市井さんのblog

市井の人によるしがない日常

やさしいままあなたは在れるか?(君はどう生きるか?風に)

あなたが泣いていること今はわからないフリしてずっと話そう。 「beat」aikoより

youtu.be

 

何年か前ネットで誰かが質問しているのを見た。「『あなたが泣いていること今はわからなフリしてずっと話そう』ってどういう意味ですか?」って

この人はやさしいんだよ、とわたしなら答える

 

「どうしたの?」「大丈夫?」「辛そうだね」「よかったら付き合うよ、話して」。声をかけたくなるだろう。「いつだってあなたがわたしを見てた それだけで乗り越えられてきたの 切なくて うれしい」とも歌われている。「あなた」はこの人にとって大事な存在なのだろう。

 

水平線が見えた やさしい世界のはじまり

誰も今のあなたを責めたりできない

 

と続くのは、自然な流れだと思った。

「あなた」は完璧なやさしさに包まれている。

きっと「あなた」はいつか泣き止み、立ち上がる。水平線。新しい世界。

タイトルが「beat」。何かがはじまりそうな。かんぺき。aiko天才。(aiko愛炸裂)
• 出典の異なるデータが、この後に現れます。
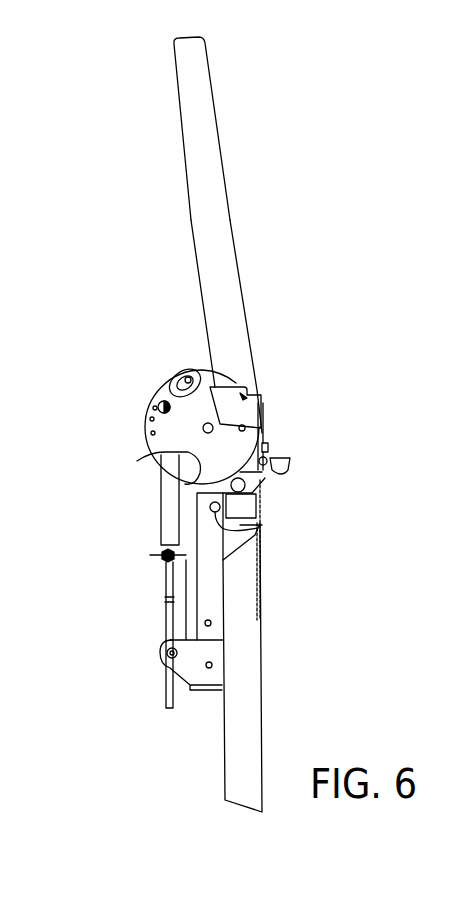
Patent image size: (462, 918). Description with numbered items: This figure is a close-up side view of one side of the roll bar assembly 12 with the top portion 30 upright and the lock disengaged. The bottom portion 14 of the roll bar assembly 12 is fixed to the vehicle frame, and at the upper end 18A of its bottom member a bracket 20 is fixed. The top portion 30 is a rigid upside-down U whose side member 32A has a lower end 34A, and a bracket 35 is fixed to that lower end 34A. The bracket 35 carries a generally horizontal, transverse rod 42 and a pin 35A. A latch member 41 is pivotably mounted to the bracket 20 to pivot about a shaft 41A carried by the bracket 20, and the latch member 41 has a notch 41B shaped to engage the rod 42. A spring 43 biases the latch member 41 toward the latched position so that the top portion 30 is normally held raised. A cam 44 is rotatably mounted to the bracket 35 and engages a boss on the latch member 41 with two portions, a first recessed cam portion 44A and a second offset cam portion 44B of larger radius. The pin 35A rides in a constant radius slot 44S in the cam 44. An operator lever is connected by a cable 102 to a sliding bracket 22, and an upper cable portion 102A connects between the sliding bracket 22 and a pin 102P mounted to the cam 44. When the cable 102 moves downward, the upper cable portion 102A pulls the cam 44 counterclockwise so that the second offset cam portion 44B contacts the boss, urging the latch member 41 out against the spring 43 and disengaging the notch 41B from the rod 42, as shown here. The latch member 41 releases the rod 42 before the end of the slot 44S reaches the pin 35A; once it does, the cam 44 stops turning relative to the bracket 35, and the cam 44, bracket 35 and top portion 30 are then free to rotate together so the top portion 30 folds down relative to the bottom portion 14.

(ちなみに「あなた」はこの人のことなのだ、と歌から離れたリスナー目線でずっとわたしは聞いていました)

 

どういうことか。

 

多くの人は「泣いている人を前に知らないフリしてずっと自分の話を続ける人」を見てどう思うのだろうか。

「冷たい」と感じる人が、きっと上記の「声掛け」を選択するのではないか。

 

やさしさとは何か?

この人は何を求めているのか?

求めているものを差し出すことがやさしさなのでないか?

この場合、声をかけることはあなたにとっての「自己満足」に過ぎないのではないか?

 

やさしい人は迷っている、と思った。

その迷いは「揺れ幅」ということもできる。

幅があるから自分以外の価値観を受け入れることができる。

幅がない状態とは「自分は間違えていない」「正しい」と確信のある状態。

自分にない価値観を想像できる「幅」は、「知性」と言い換えることもできる。

 

言い換えると「やさしさは知性がなければ成立しない」。

 

「『あなたはやさしくないのだ』(=なぜ泣いているの人を前に知らないフリして話し続けるのか?)人から揶揄されて、なお「知らないフリして話し続ける」なら、相手が望んでいないことをよく知っているからだとわたしは思う。それは「強さ」自分を貫く強さではない、相手を守る強さだ。

 

「強くなければやさしくなれない」。即ち、

「強いひとはやさしい」。

 

もし強くなかったら周りにほだされて自分が傷つかないように「知らないふり」をやめ、世間一般の「やさしさ」に従う。自分を守るために相手を犠牲にする。なんだかんだと「そこまで酷いことをしているわけでもないから」等々自分に言い訳をしつつも自分の利益に走る。「よくない」と声を出す自分を後ろへ追いやり、自分に嘘をつく。

 

強い人は迷っている。

迷っている人が「弱い」のではない。

迷っていない、つまり「自分は正しい」と迷いを振り払い、批判否定を繰りかえす人間が、強いフリをした「本当の弱虫」だ。

 

夏目漱石太宰治芥川龍之介も、迷っている。

迷いが作品となっている。

長い「時の試練」から生き残って、読み継がれているのはなぜか。そこに琴線が触れるものがあるからだ。人間の本質に迫っているからだ。自分に都合の悪いこと」であっても、真摯な目を傾け続けた。やめなかった。強かったのだろうか、いや、迷い、苦しんでいただろう。その葛藤が作品を生み、今日に至ってもなお「生きよう」と思う強さ・やさしさを、世紀を超えて、私達に与えてくれる。